Dolore, emozioni e sorprese: gli avvenimenti che hanno segnato l’economia italiana negli ultimi giorni suscitano sentimenti diversi e commenti contrapposti. Due considerazioni. La prima riguarda il ruolo e il futuro del capitalismo familiare dopo la prematura scomparsa di Umberto Agnelli. Come ha scritto subito su La Stampa Luigi La Spina, la famiglia torinese ha compiuto una scelta coraggiosa e chiara, senza sottrarsi ai propri impegni. Non è poco in un Paese nel quale si discute da mesi (ma per quanto tempo ancora, fino al prossimo scandalo?) una legge a tutela del risparmio resa necessaria dai giganteschi dissesti del cosiddetto «capitalismo familiare amorale».

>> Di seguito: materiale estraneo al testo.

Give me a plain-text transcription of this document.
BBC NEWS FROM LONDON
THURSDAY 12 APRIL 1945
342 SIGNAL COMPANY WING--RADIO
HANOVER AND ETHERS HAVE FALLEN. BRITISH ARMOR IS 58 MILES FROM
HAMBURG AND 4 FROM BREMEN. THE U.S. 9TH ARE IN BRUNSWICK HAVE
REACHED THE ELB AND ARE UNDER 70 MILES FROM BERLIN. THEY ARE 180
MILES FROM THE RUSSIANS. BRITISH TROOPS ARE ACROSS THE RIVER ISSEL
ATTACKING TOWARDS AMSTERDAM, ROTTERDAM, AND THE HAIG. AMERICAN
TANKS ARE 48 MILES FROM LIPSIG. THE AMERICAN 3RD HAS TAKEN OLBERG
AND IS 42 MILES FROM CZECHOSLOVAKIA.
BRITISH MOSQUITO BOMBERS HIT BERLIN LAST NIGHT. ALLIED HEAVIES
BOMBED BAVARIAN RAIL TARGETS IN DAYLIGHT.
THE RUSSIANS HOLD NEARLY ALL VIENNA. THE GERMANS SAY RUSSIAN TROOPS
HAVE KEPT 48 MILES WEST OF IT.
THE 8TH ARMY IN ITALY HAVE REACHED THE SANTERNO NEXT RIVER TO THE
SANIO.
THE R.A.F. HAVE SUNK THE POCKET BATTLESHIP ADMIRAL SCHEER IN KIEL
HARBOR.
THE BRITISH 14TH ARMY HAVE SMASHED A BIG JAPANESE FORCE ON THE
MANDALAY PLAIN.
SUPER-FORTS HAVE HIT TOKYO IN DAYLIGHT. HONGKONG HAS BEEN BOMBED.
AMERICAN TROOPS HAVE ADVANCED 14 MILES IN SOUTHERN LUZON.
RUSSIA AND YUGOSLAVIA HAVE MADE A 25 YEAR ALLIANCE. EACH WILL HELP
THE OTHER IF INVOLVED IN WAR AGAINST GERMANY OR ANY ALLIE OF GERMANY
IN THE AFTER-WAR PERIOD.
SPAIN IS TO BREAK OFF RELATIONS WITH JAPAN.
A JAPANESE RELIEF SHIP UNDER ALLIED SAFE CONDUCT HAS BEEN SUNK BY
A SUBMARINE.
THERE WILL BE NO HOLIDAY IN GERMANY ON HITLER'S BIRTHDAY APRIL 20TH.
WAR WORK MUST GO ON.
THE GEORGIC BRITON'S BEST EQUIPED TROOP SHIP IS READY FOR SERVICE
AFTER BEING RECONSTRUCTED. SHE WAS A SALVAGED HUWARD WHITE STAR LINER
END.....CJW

Ed è di conforto pubblico sapere che la deriva dell’imprenditoria «caraibica», amante dei paradisi fiscali, è contrastata da esempi di responsabilità, rigore e discrezione. Ciò non equivale a una rivalutazione acritica della funzione delle famiglie nelle imprese o tacere le degenerazioni che portano alcune di queste a esercitare, con l’ausilio di sofisticate scatole cinesi, un potere non proporzionale al capitale investito e smisuratamente maggiore di quello dei piccoli risparmiatori. Né rivalutare i bizantinismi legali dei patti di sindacato.
Ma occorre dire che nella difesa della distinzione fra i ruoli di presidente e amministratore delegato, nel caso Fiat, si è applicata nient’altro che una moderna regola di corporate governance. Nulla di feudale, anzi. E che gli esempi di vertici aziendali in cui i manager convivono, e concretamente, con membri della famiglia di controllo, sono numerosi nel mondo. Ricordava sul Corriere Roger Abravanel di McKinsey che il 40% delle imprese europee è a controllo familiare, ma senza patti di sindacato e scatole cinesi.
Seconda considerazione. Nel rilancio della concertazione, proposto da Montezemolo, nelle critiche di Fazio alla politica economica, nell’intervento di Bazoli in Banca d’Italia critico verso il governo, molti osservatori hanno intravisto il segnale di uno spostamento a sinistra dell’establishment, soprattutto industriale e finanziario.
L’insoddisfazione c’è, ed è palpabile. La delega in bianco, un po’ frettolosa, che l’industria diede a Berlusconi nel celebre convegno di Parma del 2001 è stata di fatto ritirata. Ma non si scorgono aperture reali e significative verso l’opposizione, peraltro priva di una proposta convincente e condivisa (il programma redatto da Amato è semiclandestino e molte sue idee sono indigeste alla sinistra più radicale). Se si applicassero poi tutte le proposte di Montezemolo e di Fazio è dubbio che il centrosinistra applaudirebbe mentre il sindacato scenderebbe subito in piazza. E le parole di Bazoli, preoccupato di una eventuale sottomissione del sistema bancario al governo, sarebbero state ugualmente nette con un diverso esecutivo.
I luoghi comuni sui poteri forti resistono al tempo. Fanno parte di un’immagine suggestiva, intrigante. La ricorda Berlusconi, quando individua una barriera dei media che gli impedirebbe di parlare meglio al Paese, la impiega D’Alema per denunciare un presunto complotto finanziario ed editoriale contro Prodi. La realtà, assai modesta e cruda, è che quei poteri sono molto meno forti di una volta. Un guaio, non solo per loro ma anche per il Paese.
Hanno perso peso specifico all’estero, soffrono la riduzione del numero di grandi imprese, hanno usato troppo la leva del debito, dipendono più dalle tariffe (ex monopoli pubblici) che dai prezzi (del mercato aperto). In un mondo globale si sono paradossalmente legati di più alle dinamiche domestiche. Pagano (giustamente) i loro errori. Se la politica esprimesse disegni chiari e alternativi sulla società del futuro e sulle specializzazioni produttive, una scelta la potrebbero anche compiere. Oggi no: hanno sul tavolo solo offerte confuse o clientelari.